Quem surfa nesse padrão inalcançável de juventude eterna são os fabricantes de cosméticos e procedimentos estéticos. "A indústria antienvelhecimento é uma indústria multimilionária, que vende essa ideia como 'cuidado pessoal', quando talvez não tenha nada a ver com isso. [Entram nessa conta] Uma rotina que vai desde a aplicação de produtos dos mais variados até pequenas intervenções, como preenchimento, botox, até procedimentos cirúrgicos mais ostensivos", complementa a especialista.

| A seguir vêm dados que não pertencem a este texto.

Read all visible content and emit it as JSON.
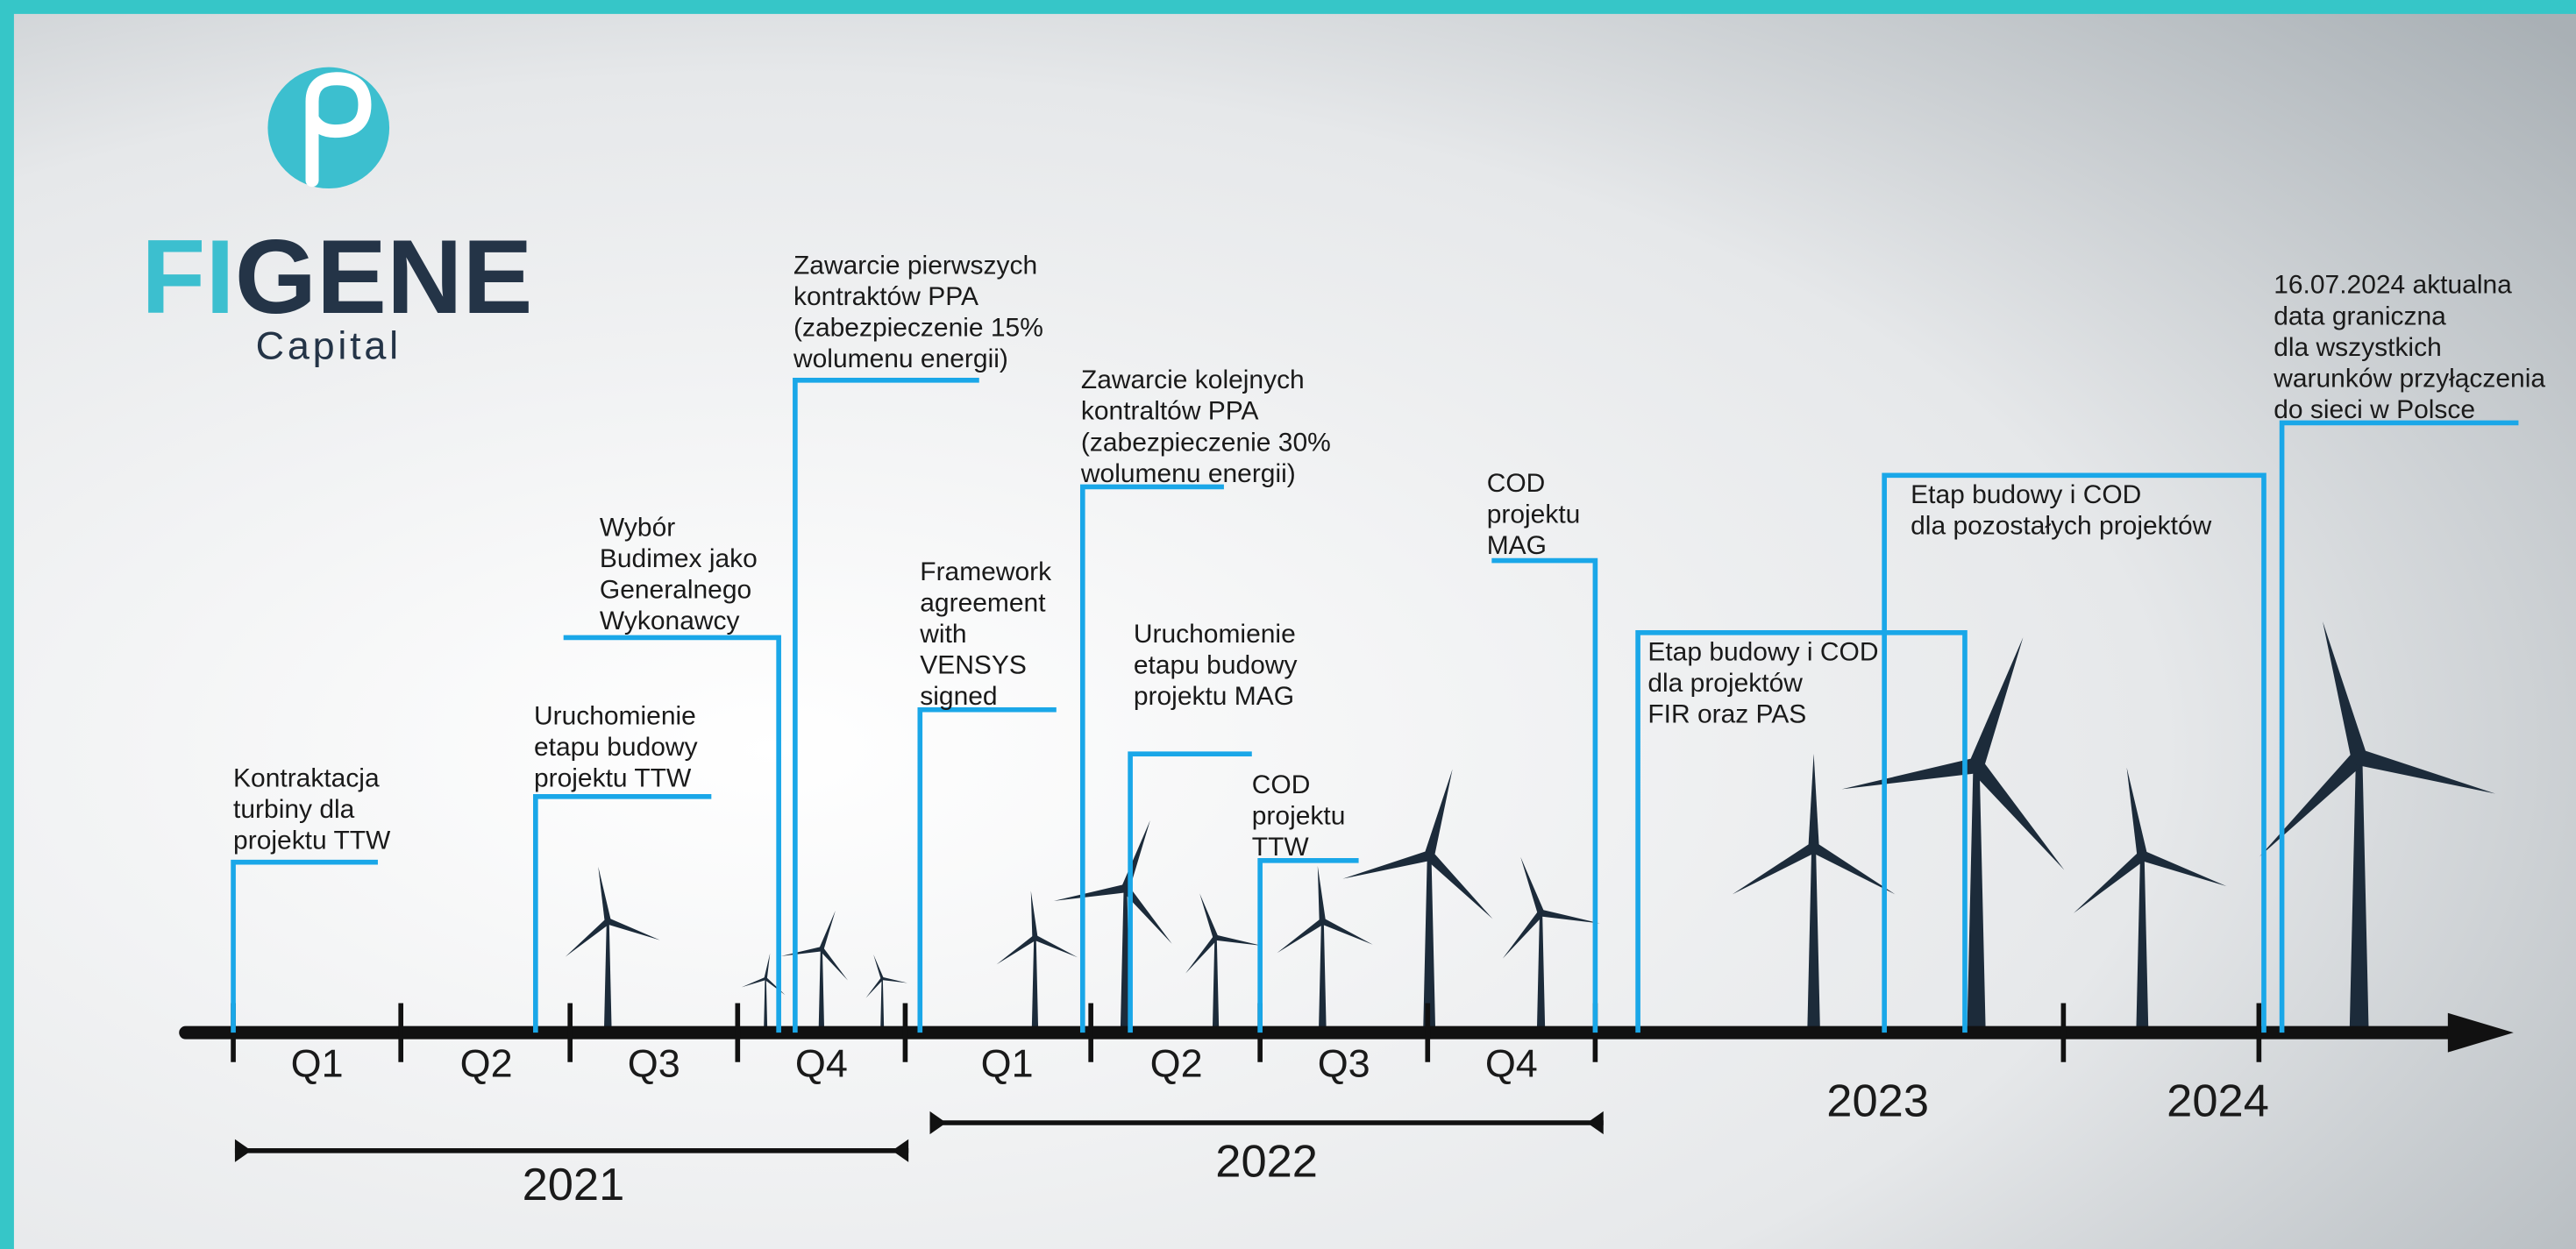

A OMS (Organização Mundial de Saúde) anunciou algumas atualizações que serão feitas no CID (Classificação Internacional de Doenças), o conjunto de códigos usados por profissionais de saúde para classificar as mais diversas doenças e suas especificidades.
Uma das mudanças é a substituição do termo "senilidade" por "old age", ou velhice, em tradução livre. A ideia é usar o código para designar um grupo de fatores que influenciam a saúde do indivíduo. Essa generalização, no entanto, tem sido criticada por órgãos que acompanham de perto a saúde desse grupo de pessoas.
"A velhice ser tratada como um sintoma de doença pode piorar a questão do preconceito com os idosos, isso pode reforçar que envelhecer não é bom, que as pessoas idosas não estariam mais contribuindo com a sociedade, todas as questões ligadas ao etarismo", pondera Marco Túlio Cintra, vice-presidente da SBGG (Sociedade Brasileira de Geriatria e Gerontologia).
Outro fator preocupante é a falta de objetividade nos diagnósticos e coleta de dados. "Em países com a economia em subdesenvolvimento, como é o caso do Brasil, geralmente há dificuldade de notificação de doenças, que são mecanismos importantes epidemiológicos e para traçar estratégias de saúde pública. Um CID de velhice pode começar a aparecer com frequência em declarações de óbito e, com isso, a gente não vai saber a real causa da morte das pessoas", alerta o médico.
"Hoje a gente vive um problema semelhante com a questão das causas indeterminadas. Temos uma grande quantidade de óbitos registrados com essa causa, o que atrapalha saber o motivo que está levando a população a morrer. Isso poderia tirar uma fonte de informação de registro que é fundamental para o país se preparar para os problemas de saúde das suas populações", reforça Cintra.